Have you ever wanted to have a person work for you on a temporary basis before making the commitment to hire full time? Many of you shook your head yes, especially when it comes to hiring non-management level positions. And why not? It is common to get burned by hiring people who do not work out, despite them appearing like good hires from the interview process. The ability to see how a person actually performs on the job and fits into your environment before hiring, has great intuitive and practical appeal.
When Hiring Temps Goes Bad
Many people have had successful experiences with this approach or have known people who have had positive outcomes using “temp to perm” hiring. However, like many things that have worked in a specific situation, it is easy to think you can use it for everything. This line of reasoning can backfire.
You can easily run into the “man with a hammer syndrome.” Give a man a hammer and pretty soon, everything starts looking like a nail! When temp to perm becomes the hammer, the result is hiring demolition. This is especially true when you use it for hiring people who are in high demand and low supply.
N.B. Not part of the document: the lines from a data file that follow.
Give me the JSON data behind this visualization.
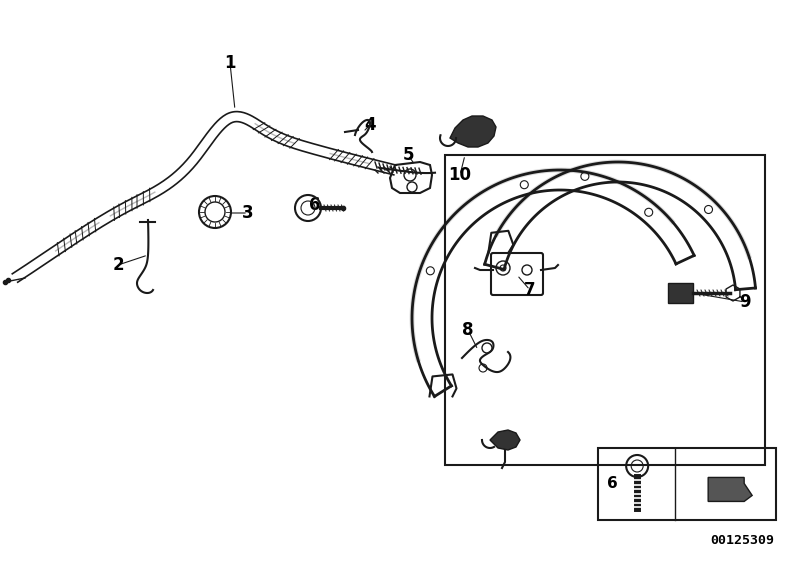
{
  "background_color": "#ffffff",
  "line_color": "#1a1a1a",
  "text_color": "#000000",
  "fig_width": 7.99,
  "fig_height": 5.65,
  "dpi": 100,
  "part_number_id": "00125309",
  "cable_color": "#1a1a1a",
  "dark_fill": "#222222",
  "mid_fill": "#555555"
}
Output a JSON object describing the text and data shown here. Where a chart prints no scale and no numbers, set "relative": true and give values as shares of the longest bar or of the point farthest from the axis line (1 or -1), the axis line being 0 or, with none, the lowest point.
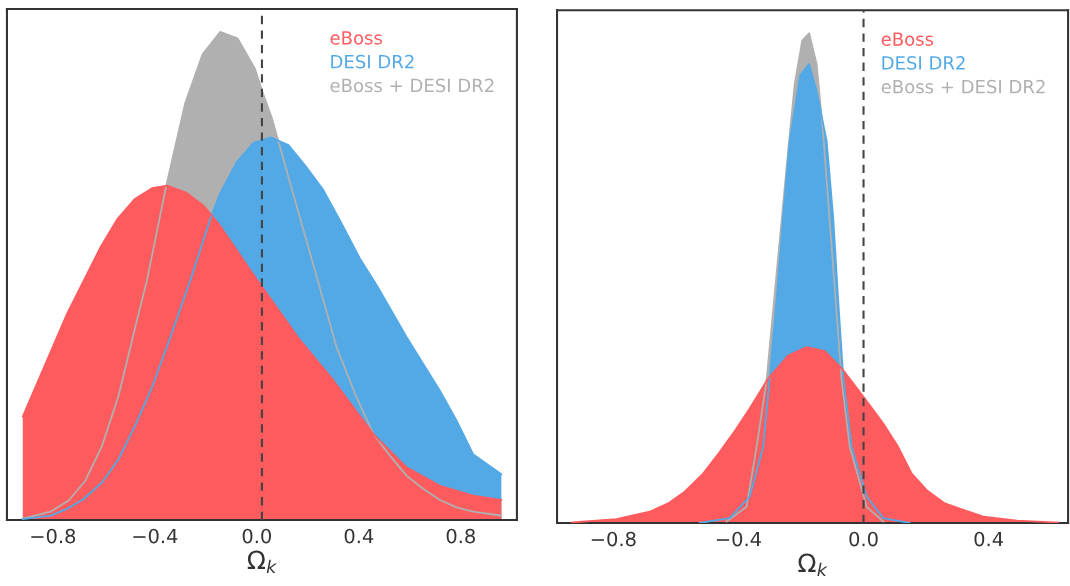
{
  "chart_data": [
    {
      "type": "area",
      "relative": true,
      "xlabel": "Ω$_{k}$",
      "xlim": [
        -0.98,
        1.02
      ],
      "xticks": [
        {
          "value": -0.8,
          "label": "−0.8"
        },
        {
          "value": -0.4,
          "label": "−0.4"
        },
        {
          "value": 0.0,
          "label": "0.0"
        },
        {
          "value": 0.4,
          "label": "0.4"
        },
        {
          "value": 0.8,
          "label": "0.8"
        }
      ],
      "legend": "top right",
      "ref_lines": [
        {
          "axis": "x",
          "value": 0.02,
          "color": "#444444",
          "line_style": "dashed"
        }
      ],
      "series": [
        {
          "name": "eBoss",
          "color": "#fd5b5e",
          "x": [
            -0.918,
            -0.744,
            -0.613,
            -0.548,
            -0.48,
            -0.411,
            -0.352,
            -0.278,
            -0.209,
            -0.15,
            -0.092,
            -0.026,
            0.039,
            0.17,
            0.3,
            0.457,
            0.587,
            0.718,
            0.848,
            0.959
          ],
          "values": [
            0.212,
            0.423,
            0.559,
            0.616,
            0.657,
            0.68,
            0.685,
            0.671,
            0.644,
            0.607,
            0.563,
            0.512,
            0.464,
            0.368,
            0.286,
            0.176,
            0.108,
            0.07,
            0.05,
            0.041
          ]
        },
        {
          "name": "DESI DR2",
          "color": "#52a9e6",
          "x": [
            -0.918,
            -0.809,
            -0.744,
            -0.679,
            -0.607,
            -0.542,
            -0.477,
            -0.411,
            -0.339,
            -0.261,
            -0.18,
            -0.144,
            -0.078,
            -0.013,
            0.055,
            0.124,
            0.189,
            0.261,
            0.326,
            0.404,
            0.47,
            0.587,
            0.652,
            0.718,
            0.783,
            0.848,
            0.959
          ],
          "values": [
            0.002,
            0.009,
            0.023,
            0.043,
            0.077,
            0.125,
            0.194,
            0.272,
            0.375,
            0.491,
            0.621,
            0.669,
            0.734,
            0.773,
            0.784,
            0.768,
            0.727,
            0.676,
            0.614,
            0.536,
            0.481,
            0.375,
            0.32,
            0.265,
            0.204,
            0.135,
            0.094
          ]
        },
        {
          "name": "eBoss + DESI DR2",
          "color": "#b0b0b0",
          "x": [
            -0.918,
            -0.809,
            -0.738,
            -0.672,
            -0.607,
            -0.542,
            -0.477,
            -0.431,
            -0.356,
            -0.281,
            -0.213,
            -0.144,
            -0.076,
            -0.007,
            0.026,
            0.059,
            0.085,
            0.17,
            0.255,
            0.313,
            0.385,
            0.457,
            0.522,
            0.587,
            0.652,
            0.718,
            0.783,
            0.848,
            0.959
          ],
          "values": [
            0.003,
            0.017,
            0.04,
            0.081,
            0.152,
            0.255,
            0.395,
            0.491,
            0.683,
            0.854,
            0.954,
            1.0,
            0.987,
            0.924,
            0.871,
            0.823,
            0.775,
            0.618,
            0.461,
            0.354,
            0.259,
            0.176,
            0.132,
            0.091,
            0.064,
            0.041,
            0.026,
            0.017,
            0.009
          ]
        }
      ]
    },
    {
      "type": "area",
      "relative": true,
      "xlabel": "Ω$_{k}$",
      "xlim": [
        -0.98,
        0.654
      ],
      "xticks": [
        {
          "value": -0.8,
          "label": "−0.8"
        },
        {
          "value": -0.4,
          "label": "−0.4"
        },
        {
          "value": 0.0,
          "label": "0.0"
        },
        {
          "value": 0.4,
          "label": "0.4"
        }
      ],
      "legend": "top right",
      "ref_lines": [
        {
          "axis": "x",
          "value": 0.0,
          "color": "#444444",
          "line_style": "dashed"
        }
      ],
      "series": [
        {
          "name": "eBoss",
          "color": "#fd5b5e",
          "x": [
            -0.932,
            -0.79,
            -0.684,
            -0.625,
            -0.572,
            -0.513,
            -0.46,
            -0.417,
            -0.364,
            -0.305,
            -0.241,
            -0.182,
            -0.124,
            -0.065,
            0.004,
            0.063,
            0.111,
            0.154,
            0.202,
            0.26,
            0.319,
            0.383,
            0.49,
            0.622
          ],
          "values": [
            0.001,
            0.008,
            0.023,
            0.04,
            0.064,
            0.101,
            0.145,
            0.183,
            0.234,
            0.295,
            0.342,
            0.359,
            0.351,
            0.312,
            0.254,
            0.203,
            0.155,
            0.101,
            0.067,
            0.04,
            0.027,
            0.013,
            0.005,
            0.001
          ]
        },
        {
          "name": "DESI DR2",
          "color": "#52a9e6",
          "x": [
            -0.524,
            -0.428,
            -0.364,
            -0.321,
            -0.3,
            -0.278,
            -0.257,
            -0.236,
            -0.202,
            -0.174,
            -0.15,
            -0.118,
            -0.097,
            -0.081,
            -0.065,
            -0.038,
            0.01,
            0.063,
            0.148
          ],
          "values": [
            0.0,
            0.01,
            0.054,
            0.155,
            0.298,
            0.454,
            0.624,
            0.78,
            0.915,
            0.937,
            0.882,
            0.78,
            0.624,
            0.454,
            0.298,
            0.155,
            0.054,
            0.01,
            0.0
          ]
        },
        {
          "name": "eBoss + DESI DR2",
          "color": "#b0b0b0",
          "x": [
            -0.438,
            -0.374,
            -0.342,
            -0.31,
            -0.241,
            -0.22,
            -0.196,
            -0.174,
            -0.15,
            -0.129,
            -0.07,
            -0.044,
            0.01,
            0.063
          ],
          "values": [
            0.003,
            0.033,
            0.155,
            0.291,
            0.76,
            0.896,
            0.985,
            1.0,
            0.937,
            0.794,
            0.291,
            0.155,
            0.033,
            0.003
          ]
        }
      ]
    }
  ]
}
This is the case for many positions such as accounting, IT, Sales, and other roles where candidates who fit your position are in short supply. We frequently see the frustration of companies that use this approach for high demand, low supply positions, reaching for candidates that fail within two weeks, only to lunge at a replacement who bombs within a month. The time, money and effort lost when this occurs is unfortunate and usually preventable by employing more effective tactics like personality assessments.
A recent Wall Street Journal article pointed out that eight of the top ten U.S. private employers now use personality assessments for some positions. In 2001, 26 percent of large U.S. employers used these tests. By 2013, that number jumped to 57 percent, reflecting “a sea change in hiring practices.”
Limits to Temp to Perm Hiring
Here are a few key limitations to temp to perm hiring:
- Limited candidate pool — Hiring temp to perm almost always limits your company to candidates who are unemployed. Employed candidates very rarely leave a full-time position for “temp to perm.” With a low unemployment rate, you have likely cut yourself off from 95 percent of the viable candidate pool.
- Not always the best candidates — The unemployed candidate market has a larger percentage of people who are unemployed for performance or other issues than the employed market. Therefore, you may not be getting the cream of the crop.
- Likely to leave for full-time work — When you are competing for a strong, marketable candidate who receives offers of full-time employment with benefits from other companies, they are more likely to leave for the full-time job. A verbal commitment that the person will not leave while being a temp does not give any real assurance.
A Sensible Approach
Temp to perm hiring is more applicable when hiring candidates in an occupation that has a good supply of quality, unemployed candidates. In today’s tightening job market, this is rarely the case. If you do find yourself in this situation of having a good supply of quality, unemployed candidates, temp to perm hiring can make sense. In addition, if your job does not require a high level of skill or experience, you have greater odds of success with hiring unemployed candidates temp to perm.